Капитан Лесовский сидел за столом в старом, выцветшем сюртуке. Он похудел и был бледен; надо ожидать, что стал еще злее.

– Ежедневно после молитвы и завтрака приказываю назначать строевые ученья, – заговорил адмирал. Он говорил о том, что людей надо воодушевить... пересмотреть оружье, обувь, одежду... инструменты... Парусные ученья, занятия, молитвы...

Про постройку пока не говорили, надо сначала все посмотреть.

«А вот вы говорили, что у Сайлеса и Джексона рожи как у обезьян. А мы сами? Вот все офицеры в сборе. Что за рожи! У Пушкина так лицо сморщилось, что торчит лишь нос картофелиной и усы. У второго штурмана и у артиллериста появились бороды. Еще один, – Путятин на миг позабыл фамилию этого офицера, – щупл, мал, а каким козырем держится! Лыс, а виски фабрит, усы как у таракана, у другого – моржовые. Еще видна лысеющая голова, как из седых гвоздей, – стрижка «ежом». А каковы физиономии, таковы и интересы: сплетни, обиды грошовые, размышления о наградах и выгодах. Барон Шиллинг блондин, белый совершенно, поминутно меняется выражение узкого лица, все время выражает оттенки важности, собственного превосходства. У этого усы нежно выхолены. А вот Зеленой – как пивная бочка!»

– Господа! – заговорил капитан тускло, своими как бы мертвеющими глазами зорко приглядываясь ко всем. У него лик вечного придиры, нудного служаки. – Напоминаю вам, что в новом уставе нашего флота, который составлен его высочеством генерал-адмиралом великим князем Константином, отменены шпицрутены. Устав гуманен. Но это не значит, что мы можем распускать людей.

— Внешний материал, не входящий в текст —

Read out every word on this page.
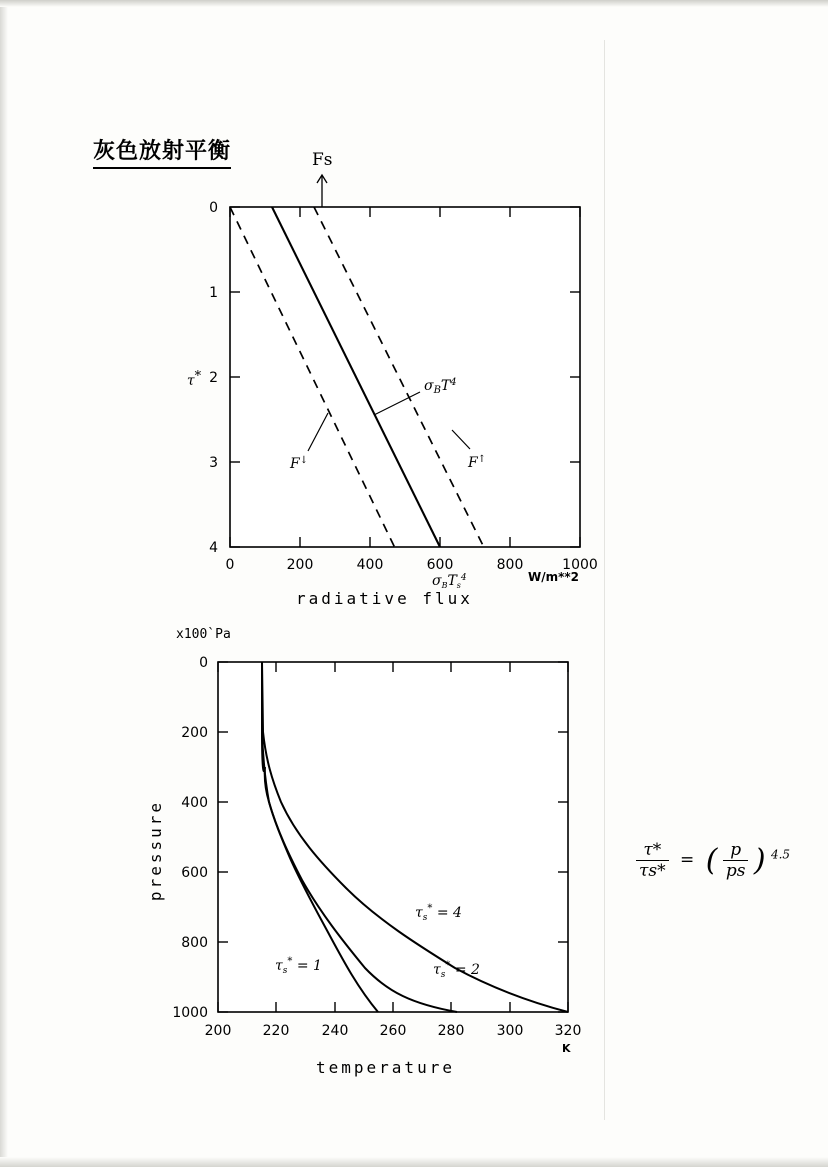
灰色放射平衡	Fs
0
1
2
3
4
0	200	400	600	800	1000
τ*
$\sigma_BT^4$
F↓	F↑
$\sigma_BT_s^4$	W/m**2
radiative flux
x100`Pa
0
200
400
600
800
1000
200 220 240 260 280 300 320
$\tau_s^* = 1$	$\tau_s^* = 2$
$\tau_s^* = 4$
pressure
K
temperature
$\frac{\tau*}{\tau s*}$ = ( $\frac{p}{ps}$ ) $^{4.5}$
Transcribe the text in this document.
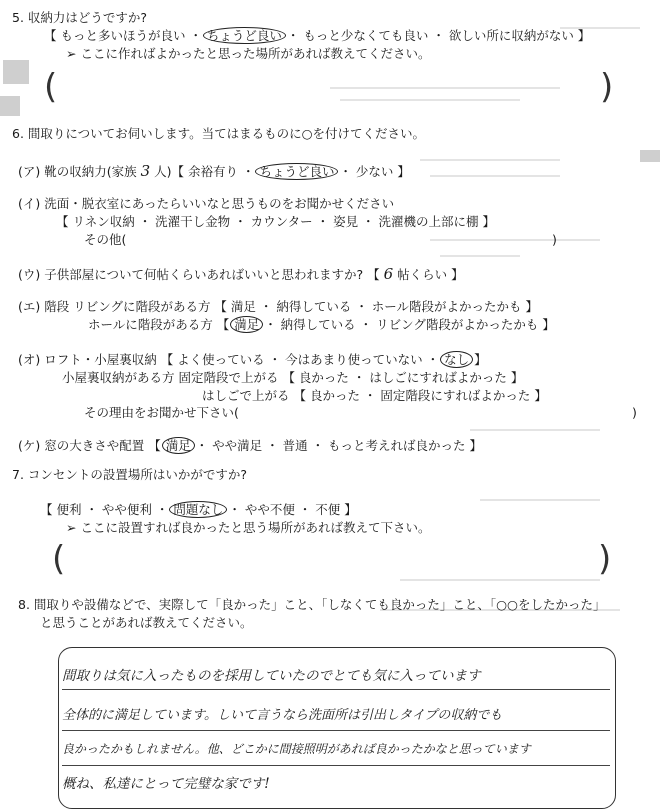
5. 収納力はどうですか?
【 もっと多いほうが良い ・ ちょうど良い ・ もっと少なくても良い ・ 欲しい所に収納がない 】
➢ ここに作ればよかったと思った場所があれば教えてください。
(	)
6. 間取りについてお伺いします。当てはまるものに○を付けてください。
(ア) 靴の収納力(家族 3 人)【 余裕有り ・ ちょうど良い ・ 少ない 】
(イ) 洗面・脱衣室にあったらいいなと思うものをお聞かせください
【 リネン収納 ・ 洗濯干し金物 ・ カウンター ・ 姿見 ・ 洗濯機の上部に棚 】
その他(	)
(ウ) 子供部屋について何帖くらいあればいいと思われますか? 【 6 帖くらい 】
(エ) 階段 リビングに階段がある方 【 満足 ・ 納得している ・ ホール階段がよかったかも 】
ホールに階段がある方 【 満足 ・ 納得している ・ リビング階段がよかったかも 】
(オ) ロフト・小屋裏収納 【 よく使っている ・ 今はあまり使っていない ・ なし 】
小屋裏収納がある方 固定階段で上がる 【 良かった ・ はしごにすればよかった 】
はしごで上がる 【 良かった ・ 固定階段にすればよかった 】
その理由をお聞かせ下さい(	)
(ケ) 窓の大きさや配置 【 満足 ・ やや満足 ・ 普通 ・ もっと考えれば良かった 】
7. コンセントの設置場所はいかがですか?
【 便利 ・ やや便利 ・ 問題なし ・ やや不便 ・ 不便 】
➢ ここに設置すれば良かったと思う場所があれば教えて下さい。
(	)
8. 間取りや設備などで、実際して「良かった」こと、「しなくても良かった」こと、「○○をしたかった」
と思うことがあれば教えてください。
間取りは気に入ったものを採用していたのでとても気に入っています
全体的に満足しています。しいて言うなら洗面所は引出しタイプの収納でも
良かったかもしれません。他、どこかに間接照明があれば良かったかなと思っています
概ね、私達にとって完璧な家です!
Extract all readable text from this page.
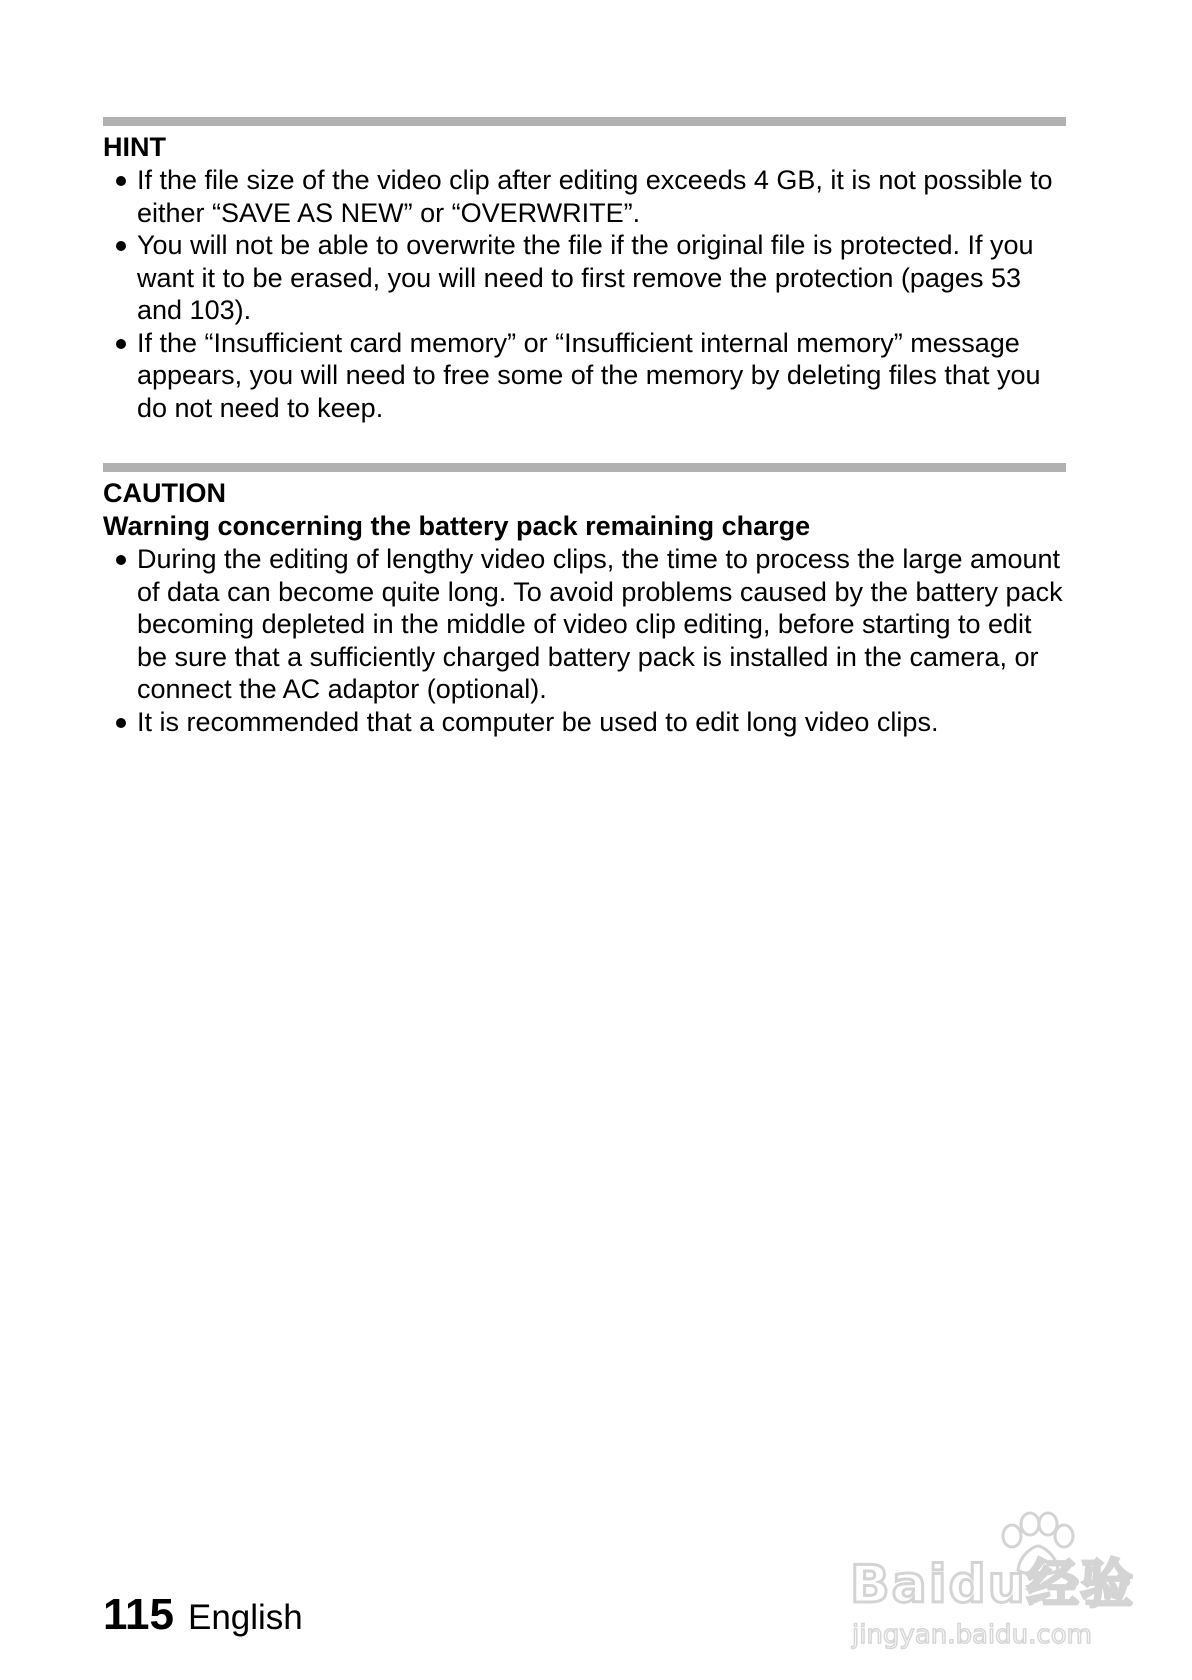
HINT
If the file size of the video clip after editing exceeds 4 GB, it is not possible to either “SAVE AS NEW” or “OVERWRITE”.
You will not be able to overwrite the file if the original file is protected. If you want it to be erased, you will need to first remove the protection (pages 53 and 103).
If the “Insufficient card memory” or “Insufficient internal memory” message appears, you will need to free some of the memory by deleting files that you do not need to keep.
CAUTION
Warning concerning the battery pack remaining charge
During the editing of lengthy video clips, the time to process the large amount of data can become quite long. To avoid problems caused by the battery pack becoming depleted in the middle of video clip editing, before starting to edit be sure that a sufficiently charged battery pack is installed in the camera, or connect the AC adaptor (optional).
It is recommended that a computer be used to edit long video clips.
115 English
Baidu经验
jingyan.baidu.com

Прошу всех запомнить и действовать согласно уставу! – сказал капитан тягучим, противным голосом. – Офицер не только командует. Офицер подает пример соблюдения высокой нравственности нижним чинам и несет как за себя, так и за них полную ответственность. Действуя личным примером. Личный пример, господа офицеры... Это все, что я хотел сказать. Займитесь с людьми уставом, господа, и заново выучите этот параграф: пусть знают, что офицер помнит свой нравственный долг, несет полную ответственность и служит примером.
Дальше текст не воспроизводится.